Antillon prevails by TKO
The Joint is new, but Urbano Antillon is the same devastating force he was in the Hard Rock hotel’s former venue.
The WBC’s top-ranked lightweight contender had won twice at the former Joint. On Friday, he scored a fifth-round technical knockout of Tyrone Harris in the featured bout of the first boxing card at the new Joint.
“It took me a little while to adapt to him,” said Antillon (26-0, 19 KOs), who suffered a cut over his left eye in the third round. “He got me a couple times early. But once I figured him out, I was fine.”
Antillon picked up the pace in the fifth, tagging Harris with a straight right to the chin. He followed with a left hook to the body and a combination to the head that floored Harris.
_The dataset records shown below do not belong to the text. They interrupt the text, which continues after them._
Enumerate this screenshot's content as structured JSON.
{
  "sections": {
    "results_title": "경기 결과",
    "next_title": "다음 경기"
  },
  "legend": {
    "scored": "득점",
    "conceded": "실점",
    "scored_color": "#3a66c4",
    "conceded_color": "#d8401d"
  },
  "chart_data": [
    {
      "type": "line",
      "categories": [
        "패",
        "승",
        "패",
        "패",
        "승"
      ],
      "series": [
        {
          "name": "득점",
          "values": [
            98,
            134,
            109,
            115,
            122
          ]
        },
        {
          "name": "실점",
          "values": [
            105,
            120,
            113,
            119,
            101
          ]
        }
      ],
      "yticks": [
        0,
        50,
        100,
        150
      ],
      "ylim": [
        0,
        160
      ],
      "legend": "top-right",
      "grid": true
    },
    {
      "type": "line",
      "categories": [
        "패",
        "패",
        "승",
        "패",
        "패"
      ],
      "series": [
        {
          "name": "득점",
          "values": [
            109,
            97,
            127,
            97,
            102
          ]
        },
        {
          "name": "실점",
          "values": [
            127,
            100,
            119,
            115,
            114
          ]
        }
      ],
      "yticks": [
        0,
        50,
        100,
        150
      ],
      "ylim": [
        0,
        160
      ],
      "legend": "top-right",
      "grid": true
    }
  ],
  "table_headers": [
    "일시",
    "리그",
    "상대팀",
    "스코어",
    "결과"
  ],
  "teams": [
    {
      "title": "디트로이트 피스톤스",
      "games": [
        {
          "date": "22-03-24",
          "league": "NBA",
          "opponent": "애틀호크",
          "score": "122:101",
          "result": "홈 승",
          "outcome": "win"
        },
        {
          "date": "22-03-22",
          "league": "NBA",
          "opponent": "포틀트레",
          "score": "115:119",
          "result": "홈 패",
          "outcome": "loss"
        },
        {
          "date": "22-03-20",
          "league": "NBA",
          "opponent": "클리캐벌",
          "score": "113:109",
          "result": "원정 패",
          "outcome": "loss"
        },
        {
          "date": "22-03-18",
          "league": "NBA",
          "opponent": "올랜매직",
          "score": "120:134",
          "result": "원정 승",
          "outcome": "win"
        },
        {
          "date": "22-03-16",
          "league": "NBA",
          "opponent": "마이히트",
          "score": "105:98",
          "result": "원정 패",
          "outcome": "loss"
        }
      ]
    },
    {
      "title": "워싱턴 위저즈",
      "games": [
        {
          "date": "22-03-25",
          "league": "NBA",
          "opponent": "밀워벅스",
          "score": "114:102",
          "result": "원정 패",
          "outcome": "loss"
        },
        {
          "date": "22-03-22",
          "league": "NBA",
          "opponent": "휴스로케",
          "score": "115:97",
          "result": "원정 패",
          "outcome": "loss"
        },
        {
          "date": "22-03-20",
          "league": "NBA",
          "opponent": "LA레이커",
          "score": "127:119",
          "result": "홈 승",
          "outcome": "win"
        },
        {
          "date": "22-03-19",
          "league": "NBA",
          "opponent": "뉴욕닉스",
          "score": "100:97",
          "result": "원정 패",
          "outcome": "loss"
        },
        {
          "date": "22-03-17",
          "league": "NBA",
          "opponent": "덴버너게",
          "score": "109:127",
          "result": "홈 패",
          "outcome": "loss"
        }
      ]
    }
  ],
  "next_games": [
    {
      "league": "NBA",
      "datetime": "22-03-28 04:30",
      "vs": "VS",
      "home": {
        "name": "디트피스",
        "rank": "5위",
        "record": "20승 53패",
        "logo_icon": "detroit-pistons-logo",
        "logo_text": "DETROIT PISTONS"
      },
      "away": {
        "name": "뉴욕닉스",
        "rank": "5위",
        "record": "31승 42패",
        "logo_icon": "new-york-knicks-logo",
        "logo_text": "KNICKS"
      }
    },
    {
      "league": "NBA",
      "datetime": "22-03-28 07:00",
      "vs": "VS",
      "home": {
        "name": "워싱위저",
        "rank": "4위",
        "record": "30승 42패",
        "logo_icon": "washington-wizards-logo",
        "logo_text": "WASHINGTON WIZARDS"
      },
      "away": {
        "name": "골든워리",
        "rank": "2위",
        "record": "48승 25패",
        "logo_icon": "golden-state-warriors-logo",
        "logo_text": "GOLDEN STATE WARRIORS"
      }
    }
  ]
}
Seconds later, Harris (23-5) was down for good. Referee Tony Weeks didn’t even bother to count, stopping it at the 2:25 mark.
Antillon, who had been training in Los Angeles with Manny Pacquiao, must wait to see if he gets a title shot against WBC champ Edwin Valero.
“I’d like to get an opportunity,” he said. “But we’ll fight anyone. Juan Diaz. Valero. (Michael) Katsidis. It doesn’t matter.”
In the co-main event, welterweight Alfonso Gomez survived a bloodbath to score an eighth-round TKO over Juan Buendia in a scheduled 10-round bout.
Both fighters sustained multiple cuts to the face. But Gomez landed a left hook to the body, sending Buendia to the canvas early in the eighth. He got up but told referee Robert Byrd he could not continue. Gomez improved to 19-4-2, while Buendia fell to 14-3-1.
Las Vegas’ Diego Magdaleno (9-0) survived a first-round knockdown to defeat Juan Santiago by unanimous decision (40-37, 39-37, 39-36) in their four-round super featherweight bout.